CMS Cement Sdn Bhd, the only cement producer operating in Sarawak, Malaysia, has announced that it will continue to invest in the region. The company will ramp up investment to 2016 by carrying out a number of projects that are currently in the final stages of development. This includes: a inline packer to increase bagging capacity at the Bintulu cement plant; enhancing storage and export/import capabilities at the Kuching plant by establishing a 4000 t cement silo and refurbishing the main jetty; investing in a third barge for bulk cement to improve distribution; setting up a 1 million t grinding plant.

The new projects follow on from a number of measures carried out over the last few years to enhance the company’s operations in Sarawak. CMS Cement invested RM80 million in expanding production capacity and improving efficiency and production quality at its clinker plant. It also spent RM56 million on projects such as expanding the distribution capabilities of its cement terminals in Miri and Sibu.

Due to rising production costs, CMS Cement will increase cement prices by 5 – 9% as of 17 February 2014. This will also enable the company to invest in Sarawak’s cement infrastructure and thereby meet the needs of the region, which is experiencing continued economic growth and development.

“CMS Cement has always – and remains – committed to the socio-economic growth of the state.
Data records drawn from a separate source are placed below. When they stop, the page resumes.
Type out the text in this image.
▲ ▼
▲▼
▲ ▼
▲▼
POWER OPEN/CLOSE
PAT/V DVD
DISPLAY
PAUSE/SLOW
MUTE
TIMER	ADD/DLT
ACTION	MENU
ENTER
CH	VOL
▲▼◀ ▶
From 2009 to 2013 CMS Cement increased prices by only 5.2%, despite production costs increasing by 14.5%. During the same period, other construction material costs increased by 17% – 70%. Absorbing increased production costs ourselves over the past five years, without compromising on international standards of quality, is indicative of our vision to support Sarawak’s growth and development,” said Dato’ Richard Curtis, Group Managing Director of Cahya Mata Sarawak Berhad, CMS Cement’s parent company. He went on to explain that house prices had increased by more than 30% in 2009 – 2013, compared to cement’s 5.2%. As the cost of cement equates to around 2% of the total costs of housing construction, the slight rise in cement prices had little impact.